Quant aux textes législatifs issus de la méthode intergouvernementale, ils ne bénéficient pas de la légitimité démocratique européenne dans la mesure où les chefs de gouvernement et les ministres des États membres de l’UE qui les élaborent au sein du Conseil européen et du Conseil de l’UE ne sont responsables que devant leurs parlements nationaux.
Plus de démocratie pourrait être introduit par la poursuite de l’extension des compétences du PE et de l’UE et par le développement de la méthode communautaire au détriment de la méthode intergouvernementale.
La transparence des modalités de prise de décisions : l’influence des lobbys
Les lobbys constituent des groupes de pression. « Leur action est essentiellement comprise comme un effort concerté d’influer la formulation des politiques et le processus décisionnel, en vue d’obtenir des autorités gouvernementales ou des représentants élus un résultat spécifique » [14]. Le caractère peu transparent de cette activité renforce le sentiment de déficit démocratique. Des progrès ont cependant été réalisés au cours de ces dernières années pour améliorer la transparence du lobbying En juin 2011, a été constitué un registre de transparence européen commun à la CE et au PE comprenant diverses informations sur les lobbys enregistrés. Ce registre comprend 7065 inscrits en novembre 2014 dont une part de 46 % représente des associations professionnelles et des cabinets de consultants et d’avocats qui défendent des intérêts du secteur privé et l’essentiel de la part restante défend des intérêts communs publics (ONG, centres de réflexions, entités publiques) [15]. Mais cette liste des lobbyistes n’est pas complète car leur inscription dans le registre n’est pas obligatoire. Cette inscription est devenue obligatoire en décembre 2014 pour les lobbyistes qui souhaitent rencontrer des commissaires européens et les directeurs généraux de la CE. Cette disposition a entraîné une hausse importante du nombre des inscrits dans le registre. Au 16 juin 2019, ce registre comporte 11 819 entités dont 60 % représentent des intérêts privés. [16]

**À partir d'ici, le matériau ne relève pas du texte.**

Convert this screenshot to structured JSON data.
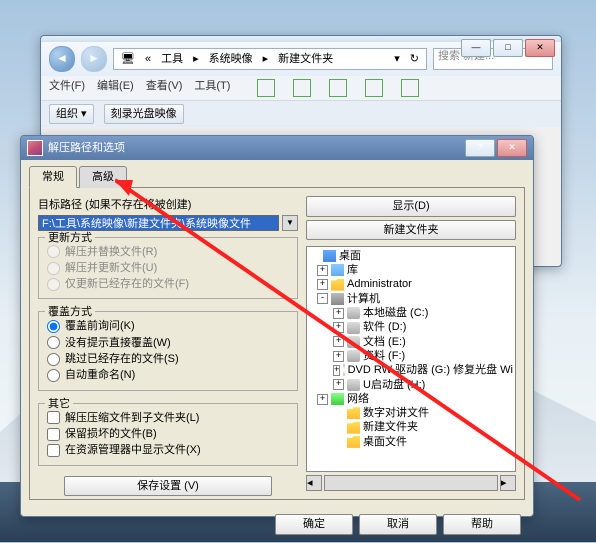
{
  "explorer": {
    "path": [
      "工具",
      "系统映像",
      "新建文件夹"
    ],
    "search_ph": "搜索 新建...",
    "menu": [
      "文件(F)",
      "编辑(E)",
      "查看(V)",
      "工具(T)"
    ],
    "toolbar": {
      "org": "组织 ▾",
      "burn": "刻录光盘映像"
    }
  },
  "dialog": {
    "title": "解压路径和选项",
    "tabs": {
      "general": "常规",
      "advanced": "高级"
    },
    "path_label": "目标路径 (如果不存在将被创建)",
    "path_value": "F:\\工具\\系统映像\\新建文件夹\\系统映像文件",
    "btn_show": "显示(D)",
    "btn_newf": "新建文件夹",
    "grp_update": {
      "title": "更新方式",
      "o1": "解压并替换文件(R)",
      "o2": "解压并更新文件(U)",
      "o3": "仅更新已经存在的文件(F)"
    },
    "grp_over": {
      "title": "覆盖方式",
      "o1": "覆盖前询问(K)",
      "o2": "没有提示直接覆盖(W)",
      "o3": "跳过已经存在的文件(S)",
      "o4": "自动重命名(N)"
    },
    "grp_misc": {
      "title": "其它",
      "o1": "解压压缩文件到子文件夹(L)",
      "o2": "保留损坏的文件(B)",
      "o3": "在资源管理器中显示文件(X)"
    },
    "save": "保存设置 (V)",
    "tree": [
      {
        "i": 0,
        "ex": "",
        "ic": "dsk",
        "t": "桌面"
      },
      {
        "i": 8,
        "ex": "+",
        "ic": "lib",
        "t": "库"
      },
      {
        "i": 8,
        "ex": "+",
        "ic": "fld",
        "t": "Administrator"
      },
      {
        "i": 8,
        "ex": "-",
        "ic": "cmp",
        "t": "计算机"
      },
      {
        "i": 24,
        "ex": "+",
        "ic": "drv",
        "t": "本地磁盘 (C:)"
      },
      {
        "i": 24,
        "ex": "+",
        "ic": "drv",
        "t": "软件 (D:)"
      },
      {
        "i": 24,
        "ex": "+",
        "ic": "drv",
        "t": "文档 (E:)"
      },
      {
        "i": 24,
        "ex": "+",
        "ic": "drv",
        "t": "资料 (F:)"
      },
      {
        "i": 24,
        "ex": "+",
        "ic": "dvd",
        "t": "DVD RW 驱动器 (G:) 修复光盘 Wi"
      },
      {
        "i": 24,
        "ex": "+",
        "ic": "drv",
        "t": "U启动盘 (H:)"
      },
      {
        "i": 8,
        "ex": "+",
        "ic": "net",
        "t": "网络"
      },
      {
        "i": 24,
        "ex": "",
        "ic": "fld",
        "t": "数字对讲文件"
      },
      {
        "i": 24,
        "ex": "",
        "ic": "fld",
        "t": "新建文件夹"
      },
      {
        "i": 24,
        "ex": "",
        "ic": "fld",
        "t": "桌面文件"
      }
    ],
    "ok": "确定",
    "cancel": "取消",
    "help": "帮助"
  }
}
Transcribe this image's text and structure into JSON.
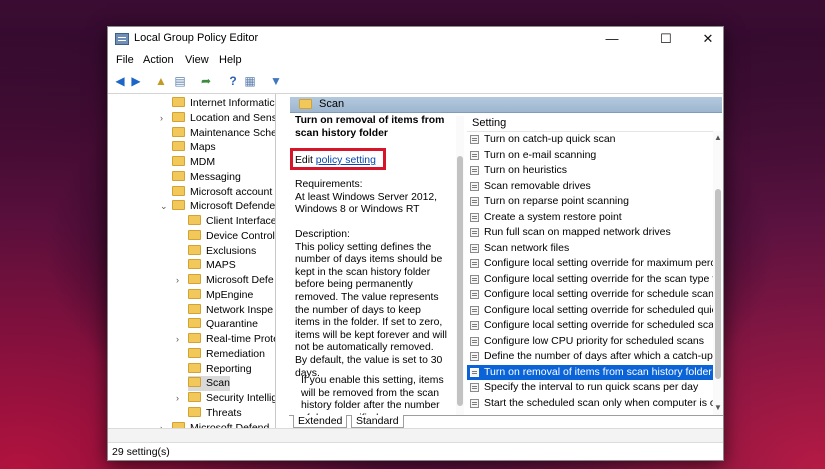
{
  "window": {
    "title": "Local Group Policy Editor",
    "minimize": "—",
    "maximize": "☐",
    "close": "✕"
  },
  "menu": [
    "File",
    "Action",
    "View",
    "Help"
  ],
  "tree": [
    {
      "label": "Internet Informatic",
      "expand": ""
    },
    {
      "label": "Location and Sensе",
      "expand": ">"
    },
    {
      "label": "Maintenance Sche",
      "expand": ""
    },
    {
      "label": "Maps",
      "expand": ""
    },
    {
      "label": "MDM",
      "expand": ""
    },
    {
      "label": "Messaging",
      "expand": ""
    },
    {
      "label": "Microsoft account",
      "expand": ""
    },
    {
      "label": "Microsoft Defende",
      "expand": "v"
    },
    {
      "label": "Client Interface",
      "expand": ""
    },
    {
      "label": "Device Control",
      "expand": ""
    },
    {
      "label": "Exclusions",
      "expand": ""
    },
    {
      "label": "MAPS",
      "expand": ""
    },
    {
      "label": "Microsoft Defe",
      "expand": ">"
    },
    {
      "label": "MpEngine",
      "expand": ""
    },
    {
      "label": "Network Inspe",
      "expand": ""
    },
    {
      "label": "Quarantine",
      "expand": ""
    },
    {
      "label": "Real-time Prote",
      "expand": ">"
    },
    {
      "label": "Remediation",
      "expand": ""
    },
    {
      "label": "Reporting",
      "expand": ""
    },
    {
      "label": "Scan",
      "expand": ""
    },
    {
      "label": "Security Intellig",
      "expand": ">"
    },
    {
      "label": "Threats",
      "expand": ""
    },
    {
      "label": "Microsoft Defend",
      "expand": ">"
    }
  ],
  "pane": {
    "header": "Scan",
    "ext_title": "Turn on removal of items from scan history folder",
    "edit_prefix": "Edit",
    "edit_link": "policy setting",
    "requirements_label": "Requirements:",
    "requirements": "At least Windows Server 2012, Windows 8 or Windows RT",
    "description_label": "Description:",
    "description": "This policy setting defines the number of days items should be kept in the scan history folder before being permanently removed. The value represents the number of days to keep items in the folder. If set to zero, items will be kept forever and will not be automatically removed. By default, the value is set to 30 days.",
    "description2": "If you enable this setting, items will be removed from the scan history folder after the number of days specified.",
    "column_header": "Setting",
    "settings": [
      "Turn on catch-up quick scan",
      "Turn on e-mail scanning",
      "Turn on heuristics",
      "Scan removable drives",
      "Turn on reparse point scanning",
      "Create a system restore point",
      "Run full scan on mapped network drives",
      "Scan network files",
      "Configure local setting override for maximum perce",
      "Configure local setting override for the scan type to",
      "Configure local setting override for schedule scan da",
      "Configure local setting override for scheduled quick",
      "Configure local setting override for scheduled scan t",
      "Configure low CPU priority for scheduled scans",
      "Define the number of days after which a catch-up sc",
      "Turn on removal of items from scan history folder",
      "Specify the interval to run quick scans per day",
      "Start the scheduled scan only when computer is on i"
    ],
    "selected_index": 15,
    "tabs": [
      "Extended",
      "Standard"
    ]
  },
  "status": "29 setting(s)",
  "colors": {
    "selection": "#0a64d8",
    "highlight_box": "#d5162a",
    "link": "#0645ad"
  }
}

Selon un amendement introduit dans le texte réformant le règlement intérieur du PE (31 janvier 2019), seuls les lobbyistes inscrits sur le registre de transparence peuvent rencontrer les députés et participer aux activités organisées au sein du PE. De plus, les rapporteurs sur les dossiers législatifs et les présidents de commission sont obligés de publier la liste des réunions avec des lobbyistes.
Les efforts de la Commission pour étendre le registre de la transparence au Conseil de l’UE ont échoué en 2018 après deux ans de négociations.
Les lobbys interviennent aux différentes phases des prises de décisions. A l’étape de la proposition de texte, la cible préférentielle est constituée par les fonctionnaires de la CE, les groupes d’experts sur lesquels se fonde la CE, ainsi que les agences et leurs comités scientifiques. Aux étapes suivantes les lobbyistes essaient d’influencer les décisions des députés européens et les membres du Conseil de l’UE. Ces interventions portent sur la conception et la rédaction des textes législatifs et se traduit par des propositions d’amendements ou de réécriture des textes. Elles peuvent aboutir à une édulcoration des textes, à un retardement de leur application ou à une suppression.
Pour rassurer les citoyens qui leur reprochent d’exercer une influence excessive sur les décisions européennes, les lobbyistes du secteur privé soutiennent souvent l’existence d’un équilibre entre leur influence et celle des ONG et des autres institutions défendant des intérêts communs. Ce point de vue est très contestable, si l’on considère les moyens financiers et le personnel qui sont affectés par le secteur privé à son activité de lobbying et qui sont beaucoup plus importants que ceux utilisés par les lobbyistes représentant les intérêts communs [17].
L’évolution économique et sociale de la zone euro
La présentation du bilan économique se limite ici à la zone euro qui possède une certaine homogénéité par rapport à l’ensemble de l’UE grâce à la monnaie commune [18].
Après une période sans crise grave (1999-2007), la zone euro a dû faire face à une crise économique et financière importante suivie d’une crise des finances publiques. Ces crises ont révélé les insuffisances de certaines dispositions des traités. Diverses innovations ont été effectuées pour les surmonter et pour tenter de protéger l’Europe contre une nouvelle crise.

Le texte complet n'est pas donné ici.